El niño le informó que Casilda estaba en su pueblo, como suplicándole que no le hiciera reandar el camino. Entonces Emilia le pidió que buscara al doctor Zavalza. Pero de buscar a Zavalza y no encontrarlo venía el niño. Emilia bajó por fin de las nubes y los tarros junto a los que había estado suspendida media mañana y, preguntándose a dónde habría ido Zavalza sin avisarle, salió corriendo tras la figura del muchachito.

Se llamaba Ernesto y era el mayor de los hijos que había parido una mujer de veinte años cuando tenía trece. Emilia la conocía bien porque dos veces le había regalado los remedios que el doctor Cuenca le recetó cuando había ido a buscarla con un bebé a punto de morirse.

Unos meses más tarde, Emilia la vio pasar frente a la botica con su panza otra vez creciendo. Desde lejos la invitó a entrar y cuando la tuvo cerca conversó con ella y le hizo algunas preguntas.

La muchacha le contó cosas que Emilia trató de olvidar durante muchos desvelos. Cincuenta veces despertó sintiéndose culpable de tener una cama, de tener desayuno y sopa y cena, de saber leer y ambicionar una profesión, de tener padre y madre y tía, de tener a Zavalza y de ir teniendo el cielo entre atisbos que le daba su pasión por Daniel. Esa mujer tenía sólo dos años más que ella y no había visto sino abandono y hambre, infamias y maltrato.

Quizás lo que más perturbaba a Emilia era recordarla haciendo el recuento de su vida. Tener veinte años, cinco partos, tres hijos muertos y dos vivos, ningún cónyuge fijo, ninguna casa además del cuarto en que se amontonaba con unos parientes por el barrio de Xonaca, no parecían entristecerla más de lo que no la entristecía estar chimuela, medir lo que un niño a los once años y acarrear por el mundo el sexto embarazo de un hombre que no la conmovió una sola noche. ¿Enamorarse? ¿Qué invento era ése?

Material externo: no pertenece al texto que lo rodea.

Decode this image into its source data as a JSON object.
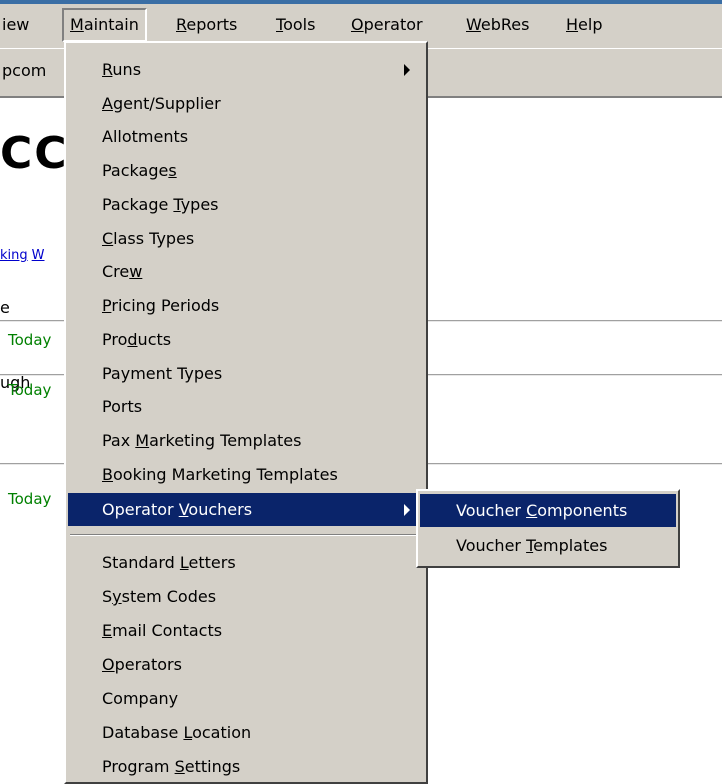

Recargada en el mostrador mientras bebía el jugo de naranjas que Emilia le había dado, hablaba de prisa esgrimiendo de vez en cuando una carcajada para burlarse de las preguntas que iba haciéndole la boticaria. ¿De qué se le murieron tres hijos? Pues de qué había de ser, no quiso Dios que se lograran, decía sin enturbiarse.

El mayor de los vivos corría guiando a Emilia por el otro lado del río San Francisco, por el otro lado del mundo suave y aromático en el cual habían crecido las pasiones y certezas que a Emilia le parecían primordiales. Cruzaron frente a un grupo de niños que jugaban sobre un cerro de basura, frente a una mujer que volvía de ir en busca de agua caminando con la espalda doblada, frente a una cantina que olía a vómito y un borracho que dormía sus pesares acostado sobre un pedazo ennegrecido de crinolinas viejas, frente a dos hombres que echaban a otro de una tienda y lo alcanzaban para patearlo hasta hacerlo llorar y pedorrearse pidiendo clemencia.

Emilia se prendió a la mano del niño y caminó a ciegas para evitarse el horror que la cercaba. Al cabo de la última calle, cruzaron el umbral de un cuarto sin más luz que la de una ventana cubierta con trapos y sin más cobijo que el petate sobre el que vio tirada a la parturienta. A su alrededor daban consejos y opiniones contradictorias unas cinco mujeres de edad imprecisa. Todas parecían coincidir en que la muchacha no hacía el esfuerzo debido. Más que ayudarla, la regañaban, sin dejar de pasarle trapos mojados por la frente, las piernas, el cuello, la barriga.

El único hombre en la casa se le fue a golpes al niño reclamando su tardanza. Emilia intentó frenarlo y explicar la razón de su demora. El hombre no quiso ni oírla, pero se detuvo intimidado por aquella extraña. Cambió los golpes por preguntas. El niño contó que no había podido encontrar a nadie más, mientras Emilia se unía al círculo de opinantes que asediaba a la enferma.

Se moría cuando logró quedar cerca de ella y oír su corazón latiendo extenuado. No hubiera servido de nada pretender que la dejaran sola, así que pidió que le dieran un hueco cerca de sus piernas y metió entre ellas la mano para buscar la entrada a su cuerpo. Quién sabía cuánto tiempo llevaba desangrándose. Quién sabía qué se le había roto por dentro y cómo.